[We’re pleased to welcome authors Trond Døskeland and Lars Jacob Tynes Pedersen of the NHH Norwegian School of Economics. They recently published an article in Business & Society entitled “Does Wealth Matter for Responsible Investment? Experimental Evidence on the Weighing of Financial and Moral Arguments,” which is currently free to read for a limited time. Below, they reflect on the motivations and challenges of this research:]
Responsible investment is increasingly prevalent, and both financial and moral concerns can drive such investment. In this article, we investigate how responsible investors of different wealth weigh financial and moral arguments. Prior research on different factors that may co-determine responsible investment behavior yield competing predictions about the influence of personal wealth on investment. We conduct a large-scale natural field experiment on responsible investment, wherein we treat investors with financial, moral and no arguments, respectively. We find that there is a statistically and economically significant difference in responsiveness to financial and moral arguments between investors of different wealth. Specifically, financial arguments are more effective than are moral arguments for high wealth investors but not for low wealth investors, and the effect is particularly high for the wealthiest investors. The findings hold for several different measures of wealth. Our findings contribute to the understanding of the moderating effect of wealth on responsible investment choice. Furthermore, these insights may enable more fine-tuned strategies to stimulate responsible investment among different individual investor segments.
What motivated you to pursue this research?
We are two colleagues – one finance scholar and one business ethics scholar – who suddenly found ourselves working together at the same department. At the time, responsible investment was taking off in Norway, both as a consequence of the early efforts of the Norwegian Sovereign Wealth fund and their pioneering responsible investment efforts, and in the market for private individual investors. We realized that our complementing research interests and knowledge made it possible for us to do interesting work on this emerging topic together.

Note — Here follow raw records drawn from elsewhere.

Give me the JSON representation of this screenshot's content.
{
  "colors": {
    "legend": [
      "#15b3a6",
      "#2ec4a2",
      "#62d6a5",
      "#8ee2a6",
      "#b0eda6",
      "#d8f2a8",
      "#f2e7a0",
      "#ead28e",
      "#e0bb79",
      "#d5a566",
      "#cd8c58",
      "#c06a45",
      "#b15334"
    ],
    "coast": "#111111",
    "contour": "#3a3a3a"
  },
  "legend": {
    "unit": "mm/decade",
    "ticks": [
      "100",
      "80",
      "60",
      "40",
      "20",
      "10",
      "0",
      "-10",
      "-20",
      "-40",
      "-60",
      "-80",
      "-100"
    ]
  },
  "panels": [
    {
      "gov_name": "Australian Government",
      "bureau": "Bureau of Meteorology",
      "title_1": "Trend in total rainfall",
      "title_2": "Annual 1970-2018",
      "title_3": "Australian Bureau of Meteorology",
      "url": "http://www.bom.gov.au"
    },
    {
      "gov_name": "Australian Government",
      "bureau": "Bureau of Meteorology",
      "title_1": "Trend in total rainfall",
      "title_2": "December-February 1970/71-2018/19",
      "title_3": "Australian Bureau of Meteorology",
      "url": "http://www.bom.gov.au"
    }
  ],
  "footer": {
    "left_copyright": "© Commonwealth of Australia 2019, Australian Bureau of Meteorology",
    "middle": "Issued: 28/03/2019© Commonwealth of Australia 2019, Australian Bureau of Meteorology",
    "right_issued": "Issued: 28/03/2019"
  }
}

What has been the most challenging aspect of conducting your research? Were there any surprising findings?
It is challenging to conduct experimental research in close collaboration with companies, because it requires an alignment of the objectives of the research team and the managers of the company. Our field experiment on responsible investment was carried out in the Norwegian bank Skandiabanken. We were fortunate that the managers of the company really valued doing empirical research practice, and we succeeded in designing a project that had research value from a theoretical point of view and value for the company in practical terms. However, typically the time horizons of researchers and business managers are different, and we have different “currencies” – they want actionable insights that can inform business decisions, while our goal is scientific publication. However, we believe that we managed to achieve both objectives in this study.
In what ways is your research innovative, and how do you think it will impact the field?
We run large-scale natural field experiments to understand the decisions of individuals and firms, and we believe that this methodology is very valuable (and still underexploited) to study questions relevant to business and society. We were happy to see that the journal Business & Society called for more experimental work in a recent piece by the journal’s editors, and we hope to see many more field experiments in this field.